Hey there I'm really interested in becoming an MP or an MPO in the reserves (mainly an MPO because I don't mind having a desk job at the same time as giving the leadership the people in my section need) what would I need to do these jobs in the reserves? I read that they're different requirements between the reservists and reg force guys, can someone clear this up for me? Much appreciated thanks


----------



## mariomike (5 Dec 2015)

ChrisFreddy said:
			
		

> I read that they're different requirements between the reservists and reg force guys, can someone clear this up for me?



This may help,

Nov 2015
Reserve MP vs Reg Force MP
http://army.ca/forums/threads/121044.0

See also,

MP Reserve versus Regular,
https://www.google.ca/search?q=site%3Aarmy.ca+%22hero+shot%22&sourceid=ie7&rls=com.microsoft:en-CA:IE-Address&ie=&oe=&rlz=1I7GGHP_en-GBCA592&gfe_rd=cr&ei=GA5jVr7iMojd8ge33Kn4DQ&gws_rd=ssl#q=site:army.ca+MP+reserve+regular

Military Police Officer
Reserve Force Training
http://www.forces.ca/en/job/militarypoliceofficer-74#train



			
				ChrisFreddy said:
			
		

> I don't mind having a desk job



Clean, inside work, no heavy lifting and a thermostat on the wall!


----------



## ChrisFreddy (5 Dec 2015)

Hmm, doesn't really help but thanks a lot anyway! Like I'm wondering for just an MP in the reserves do they need police foundations? And ahaha pretty much, I don't mind that at all


----------



## mariomike (5 Dec 2015)

ChrisFreddy said:
			
		

> Like I'm wondering for just an MP in the reserves do they need police foundations?





			
				ResMP said:
			
		

> Hey guys, Just so the waters do not get muddied. I will be clear.
> 
> 
> 1. I am the authority on Res MP Rctg in Western Canada and the Reserve Army Western Military Police Recruiting (1 MP Regt, 15 MP Coy) NCO.
> ...





			
				DAA said:
			
		

> Recruiting standards for Army Reservists are much different than those for Regular Force and Air Reserve.  If your supporting/processing RC tells you anything other than what ResMP has provided above, encourage them to contact the unit that you plan on joining...

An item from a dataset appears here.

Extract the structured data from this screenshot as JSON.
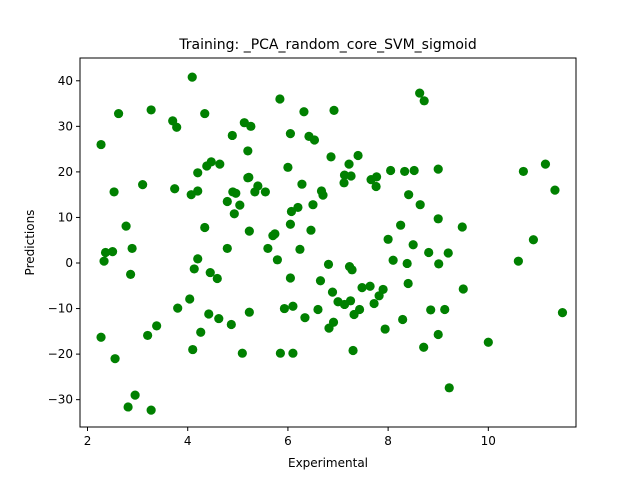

http://army.ca/forums/threads/107314/post-1186587.html#msg1186587
Reply #28 



			
				Schindler's Lift said:
			
		

> And the big thing for potential reserve MPs to remember is they will have no badge and no peace officer status unless they qualify for and eventually take the necessary reg force MP training AND get employed on a Class B or C tasking requiring that status.



I consider ResMP, DAA and Schindler's Lift to be very credible sources.

_As always_, best to contact Recruiting.


----------



## ChrisFreddy (5 Dec 2015)

Alright thanks a lot Mike, currently I'm a grade 12 student and doing fairly well and looking to get into Law and Society at York university, I have my drivers license, as well as I have a good judgment between what's right, wrong, moral, and immoral, as well as just a good person that helps out in their community, does that mean I could apply right now? Oh and I'm born here in Canada as a Canadian citizen and I also have a Brazilian citizenship as well, thanks again mike!


----------



## mariomike (5 Dec 2015)

ChrisFreddy said:
			
		

> , does that mean I could apply right now?





			
				ChrisFreddy said:
			
		

> Hey there I was just wondering, can anyone provide me with the contact information of 2 MP regiment?



You were given their contact info. Why not call and ask?



			
				ChrisFreddy said:
			
		

> , thanks again mike!



You are welcome. Good luck.


----------



## ChrisFreddy (5 Dec 2015)

Well I did call, a few times actually, and they didn't pick up, and the CFRC only told me the requirements for reg forces guys :/


----------



## mariomike (5 Dec 2015)

ChrisFreddy said:
			
		

> Well I did call, a few times actually, and they didn't pick up,



I called that number. The answering machine says to leave a message and they will return your call.


----------



## ChrisFreddy (5 Dec 2015)

Yep pretty much left three msgs this week on three consecutive days (Tuesday, Wednesday, and Thursday) and still nothing I'm afraid :/ so I just went on the fourms to see if I could get some clearance


----------



## ChrisFreddy (5 Dec 2015)

And well yeah, I know that reservists don't get a badge unless they take the 6 month reg forces course, but that's about it.


----------



## ChrisFreddy (6 Dec 2015)

Oh and the thing is the number I got is 32 MP platoon and that is ext 2992 I believe, 32 MP regiment is stationed with 2 MP Platoon at the same armory. So tomorrow I guess I'll call 2 MP, but I'm just wondering about getting in right now, and well yeah


----------